Brown Bag Seminar: Oscar Hartman Davies - Samplers of the marine environment: seabirds and the lively sensing of ocean space
Time: Thu 2023-11-16 12.00 - 13.00
Location: Big seminarroom, Teknikringen 74D, floor 5
Participating: Oscar Hartman Davies, Oxford University
In this talk Oscar explores the somewhat unlikely alliances that have formed between seabirds living in very remote places, and scientists seeking to understand marine environmental change. Seabirds have long been a medium through which people have made sense of the sea: as literary devices for exploring human-ocean relations (think Coleridge’s albatross, for example), and as beings signalling fish and nearby coasts to fishers and ocean-going travellers or the passage of seasons to coastal communities. More recently, they have been treated as important indicator or sentinel species which allow scientists to map the state of marine ecosystems.
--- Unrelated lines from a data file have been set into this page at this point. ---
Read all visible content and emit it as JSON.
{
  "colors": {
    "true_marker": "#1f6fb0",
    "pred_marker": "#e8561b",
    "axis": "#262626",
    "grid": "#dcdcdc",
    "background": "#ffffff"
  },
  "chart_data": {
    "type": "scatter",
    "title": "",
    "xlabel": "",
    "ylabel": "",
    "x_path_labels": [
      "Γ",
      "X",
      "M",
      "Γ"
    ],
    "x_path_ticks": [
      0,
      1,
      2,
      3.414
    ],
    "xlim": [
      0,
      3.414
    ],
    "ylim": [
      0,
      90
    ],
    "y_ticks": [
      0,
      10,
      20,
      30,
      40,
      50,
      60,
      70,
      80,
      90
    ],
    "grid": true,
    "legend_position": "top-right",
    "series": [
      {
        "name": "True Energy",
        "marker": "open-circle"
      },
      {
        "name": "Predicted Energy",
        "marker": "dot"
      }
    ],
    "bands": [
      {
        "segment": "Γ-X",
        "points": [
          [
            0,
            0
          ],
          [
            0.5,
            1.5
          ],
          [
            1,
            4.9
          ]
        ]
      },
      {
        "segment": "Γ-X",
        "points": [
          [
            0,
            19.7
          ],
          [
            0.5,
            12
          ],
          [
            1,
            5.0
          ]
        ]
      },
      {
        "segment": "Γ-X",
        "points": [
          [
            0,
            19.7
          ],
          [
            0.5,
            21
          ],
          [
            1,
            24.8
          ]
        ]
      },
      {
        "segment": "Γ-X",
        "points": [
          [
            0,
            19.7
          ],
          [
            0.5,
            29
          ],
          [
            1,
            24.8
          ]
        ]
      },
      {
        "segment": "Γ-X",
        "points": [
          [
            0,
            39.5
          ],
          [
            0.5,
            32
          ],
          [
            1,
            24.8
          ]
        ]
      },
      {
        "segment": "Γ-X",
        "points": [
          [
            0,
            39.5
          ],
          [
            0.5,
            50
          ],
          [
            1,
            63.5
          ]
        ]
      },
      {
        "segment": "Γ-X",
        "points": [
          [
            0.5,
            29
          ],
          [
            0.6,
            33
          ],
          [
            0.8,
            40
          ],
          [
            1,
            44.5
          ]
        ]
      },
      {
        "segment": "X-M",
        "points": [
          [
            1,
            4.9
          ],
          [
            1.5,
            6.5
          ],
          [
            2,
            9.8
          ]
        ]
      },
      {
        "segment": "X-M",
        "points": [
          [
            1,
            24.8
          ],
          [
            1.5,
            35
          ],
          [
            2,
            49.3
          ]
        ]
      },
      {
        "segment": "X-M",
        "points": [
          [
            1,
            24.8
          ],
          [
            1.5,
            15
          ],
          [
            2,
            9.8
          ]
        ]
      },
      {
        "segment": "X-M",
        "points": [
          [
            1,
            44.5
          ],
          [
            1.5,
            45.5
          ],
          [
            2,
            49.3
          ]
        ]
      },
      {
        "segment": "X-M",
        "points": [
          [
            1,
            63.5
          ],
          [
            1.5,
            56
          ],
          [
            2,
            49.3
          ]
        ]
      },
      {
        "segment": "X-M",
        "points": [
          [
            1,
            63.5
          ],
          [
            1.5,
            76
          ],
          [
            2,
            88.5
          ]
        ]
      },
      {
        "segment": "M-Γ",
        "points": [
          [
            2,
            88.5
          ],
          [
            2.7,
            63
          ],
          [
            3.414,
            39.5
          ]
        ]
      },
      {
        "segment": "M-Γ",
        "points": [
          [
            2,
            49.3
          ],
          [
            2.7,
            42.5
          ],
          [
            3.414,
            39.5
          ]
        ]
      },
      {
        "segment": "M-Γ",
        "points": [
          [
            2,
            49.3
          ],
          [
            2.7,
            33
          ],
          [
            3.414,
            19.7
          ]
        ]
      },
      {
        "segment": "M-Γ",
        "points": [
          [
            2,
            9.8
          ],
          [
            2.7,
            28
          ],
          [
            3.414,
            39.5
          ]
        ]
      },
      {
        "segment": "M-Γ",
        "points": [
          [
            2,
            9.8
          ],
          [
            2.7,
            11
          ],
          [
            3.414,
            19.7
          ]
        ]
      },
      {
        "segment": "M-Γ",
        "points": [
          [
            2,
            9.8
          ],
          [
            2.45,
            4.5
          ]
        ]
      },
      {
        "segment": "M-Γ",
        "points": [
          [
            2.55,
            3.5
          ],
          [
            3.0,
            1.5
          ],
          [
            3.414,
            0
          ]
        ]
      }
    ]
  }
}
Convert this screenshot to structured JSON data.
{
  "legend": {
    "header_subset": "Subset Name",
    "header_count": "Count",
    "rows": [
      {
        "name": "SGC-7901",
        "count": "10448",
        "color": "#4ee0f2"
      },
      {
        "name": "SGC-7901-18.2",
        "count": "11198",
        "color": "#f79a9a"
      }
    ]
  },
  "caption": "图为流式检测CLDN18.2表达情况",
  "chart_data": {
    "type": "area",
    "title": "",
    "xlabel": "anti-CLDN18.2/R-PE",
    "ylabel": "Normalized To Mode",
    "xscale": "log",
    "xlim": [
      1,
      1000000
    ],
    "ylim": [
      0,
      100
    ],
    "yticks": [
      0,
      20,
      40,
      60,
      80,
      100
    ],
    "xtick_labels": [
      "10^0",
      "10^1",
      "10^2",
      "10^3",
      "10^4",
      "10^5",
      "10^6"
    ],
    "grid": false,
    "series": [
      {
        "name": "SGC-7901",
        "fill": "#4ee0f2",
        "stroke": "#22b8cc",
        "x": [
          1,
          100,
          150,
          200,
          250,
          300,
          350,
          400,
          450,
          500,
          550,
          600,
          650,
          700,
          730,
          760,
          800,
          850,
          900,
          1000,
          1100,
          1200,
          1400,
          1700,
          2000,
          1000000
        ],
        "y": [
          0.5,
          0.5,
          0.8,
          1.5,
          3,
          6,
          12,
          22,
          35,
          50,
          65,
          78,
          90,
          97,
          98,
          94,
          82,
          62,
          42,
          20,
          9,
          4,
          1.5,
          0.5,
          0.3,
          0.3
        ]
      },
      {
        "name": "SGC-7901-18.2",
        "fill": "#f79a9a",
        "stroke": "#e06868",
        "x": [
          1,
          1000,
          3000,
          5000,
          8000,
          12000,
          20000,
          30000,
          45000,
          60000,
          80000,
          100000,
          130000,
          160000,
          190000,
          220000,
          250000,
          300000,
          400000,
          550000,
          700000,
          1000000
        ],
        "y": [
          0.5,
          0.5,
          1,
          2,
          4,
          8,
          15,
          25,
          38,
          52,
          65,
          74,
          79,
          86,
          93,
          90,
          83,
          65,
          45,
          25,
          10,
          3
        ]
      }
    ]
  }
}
Through examples, he show how this framing has come about, how it has changed over time, and point to its underlying politics. Oscar starst in the Southern Ocean overseas territories of the UK and France, where systematic seabird science emerged from the 1950s onwards as a by-product of other imperial endeavours and geopolitical motivations. He then moves to how seabird scientists positioned the data collected through these programs as data about marine environments, and thus sought to elevate the significance of their work as the production of knowledge about an increasingly turbulent and depleted sea. Lastly, he illustrates how this idea was reconfigured through the development of new bird-borne sensing technologies in the early 1990s, creating new connections between the science and politics of the ocean as a volumetric, physical space, and as an inhabited, lively ecology. The conceptual move underlying this account is the development of a “technonatural history” (Searle et al. 2023) of ocean sensing which subtly rethinks the roles of animals in the production of scientific knowledge about, and the exercise of control over, marine space.